I'm rather unsure of my self-image.  I could think of myself as a top scholar of 20th-Century Spanish poetry within U.S. academia.  That's true enough and I have the publications to back it up.  
Or I could think of myself as a kind of a humanist throw-back, still devoting myself mainly to "literature" while the field around me shifts to cultural studies.  Maybe I'm mostly an old Comparative Literature Guy who happens to be in a Spanish department.  
Or I could be a poet/translator who just happens to have a day job as someone teaching Spanish in a University.  
You know me mostly as a blogger--a poet by default given the topics discussed on the blog.  
My status might vary depending on which identity is given precedence at any given moment.  Not that my self-image depends on status...  
Well, it does in a way.  What is more stratified and status-obsessed than a university, the place where I work?  It is hard not to be invested in this.  

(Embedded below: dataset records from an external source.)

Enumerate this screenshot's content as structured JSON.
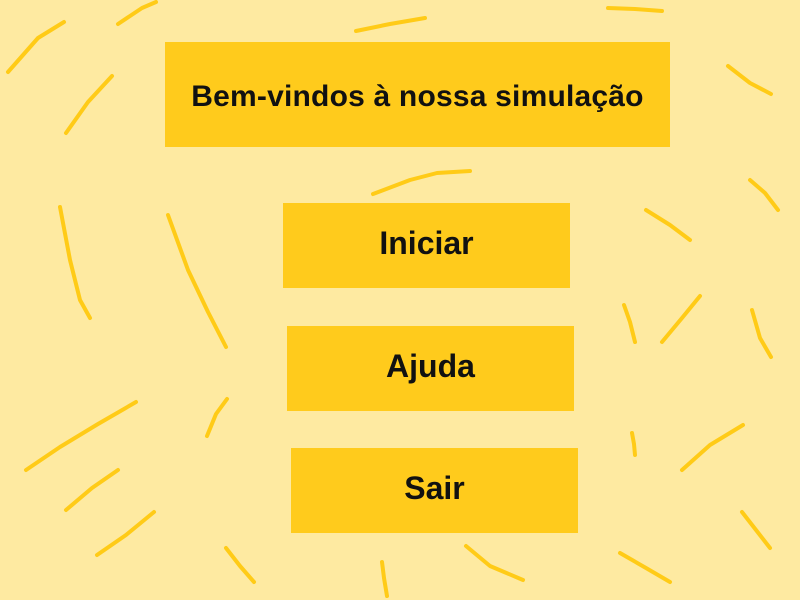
{
  "screen": {
    "title": "Bem-vindos à nossa simulação"
  },
  "menu": {
    "start_label": "Iniciar",
    "help_label": "Ajuda",
    "exit_label": "Sair"
  },
  "colors": {
    "background": "#FEEAA1",
    "panel": "#FFCB1C",
    "squiggle": "#FFCB17",
    "text": "#111111"
  }
}
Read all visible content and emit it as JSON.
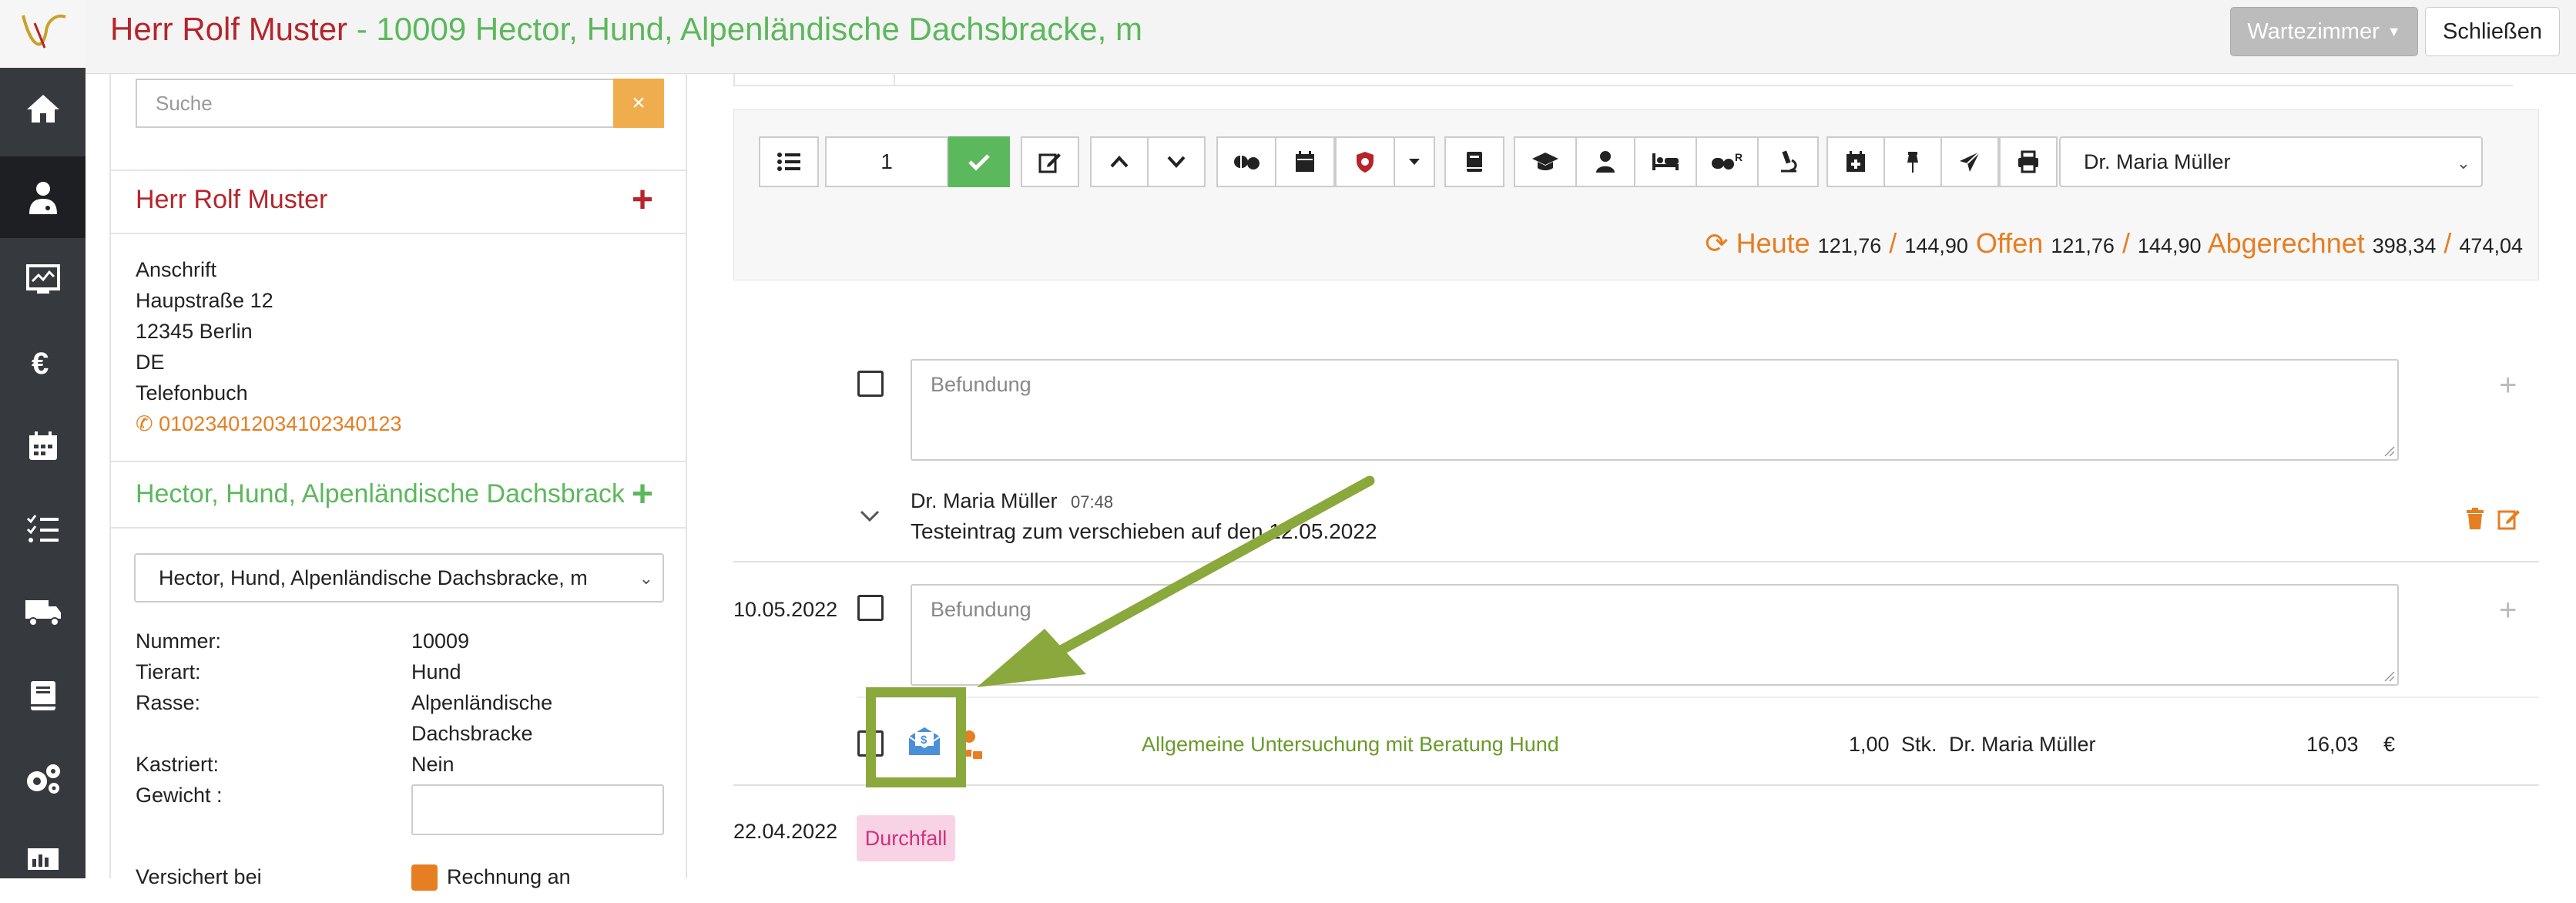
{
  "header": {
    "owner_name": "Herr Rolf Muster",
    "separator": " - ",
    "patient_title": "10009 Hector, Hund, Alpenländische Dachsbracke, m",
    "waiting_room_button": "Wartezimmer",
    "close_button": "Schließen"
  },
  "sidebar": {
    "items": [
      {
        "icon": "home-icon"
      },
      {
        "icon": "doctor-icon"
      },
      {
        "icon": "monitor-chart-icon"
      },
      {
        "icon": "euro-icon"
      },
      {
        "icon": "calendar-icon"
      },
      {
        "icon": "checklist-icon"
      },
      {
        "icon": "truck-icon"
      },
      {
        "icon": "book-icon"
      },
      {
        "icon": "cogs-icon"
      },
      {
        "icon": "screen-chart-icon"
      }
    ]
  },
  "left_panel": {
    "search_placeholder": "Suche",
    "search_clear": "×",
    "owner_section_title": "Herr Rolf Muster",
    "address_heading": "Anschrift",
    "street": "Haupstraße 12",
    "city": "12345  Berlin",
    "country": "DE",
    "phonebook_label": "Telefonbuch",
    "phone": "010234012034102340123",
    "patient_section_title": "Hector, Hund, Alpenländische Dachsbracke, m",
    "patient_select_value": "Hector, Hund, Alpenländische Dachsbracke, m",
    "fields": {
      "nummer_label": "Nummer:",
      "nummer_value": "10009",
      "tierart_label": "Tierart:",
      "tierart_value": "Hund",
      "rasse_label": "Rasse:",
      "rasse_value_line1": "Alpenländische",
      "rasse_value_line2": "Dachsbracke",
      "kastriert_label": "Kastriert:",
      "kastriert_value": "Nein",
      "gewicht_label": "Gewicht :",
      "versichert_label": "Versichert bei",
      "rechnung_label": "Rechnung an"
    }
  },
  "toolbar": {
    "count_value": "1",
    "doctor_select": "Dr. Maria Müller"
  },
  "totals": {
    "heute_label": "Heute",
    "heute_values": "121,76",
    "heute_total": "144,90",
    "offen_label": "Offen",
    "offen_values": "121,76",
    "offen_total": "144,90",
    "abgerechnet_label": "Abgerechnet",
    "abgerechnet_values": "398,34",
    "abgerechnet_total": "474,04",
    "slash": "/"
  },
  "entries": {
    "befund_placeholder": "Befundung",
    "note_author": "Dr. Maria Müller",
    "note_time": "07:48",
    "note_text": "Testeintrag zum verschieben auf den 12.05.2022",
    "date_1": "10.05.2022",
    "service_name": "Allgemeine Untersuchung mit Beratung Hund",
    "service_qty": "1,00",
    "service_unit": "Stk.",
    "service_doctor": "Dr. Maria Müller",
    "service_price": "16,03",
    "service_currency": "€",
    "date_2": "22.04.2022",
    "tag_label": "Durchfall"
  }
}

It's funny that others don't see me as "interdisciplinary."  Others with far fewer interdisciplinary chops get access to that title, by dropping a few names into their articles.  I wouldn't call myself interdisciplinary unless I really had the same level of expertise in some second field, that I have in my original "discipline."  I don't count "Cultural Studies" as a separate discipline.  It's mostly just an eclectic body of knowledge about the relevant culture that anyone should have anyway.  I know a little history, a little film, know the general intellectual background, a little theory in the mix.  With this, and knowing how to do research, so I could do Spanish Cultural Studies as well as the next bloke.  I don't have much discipline anyway.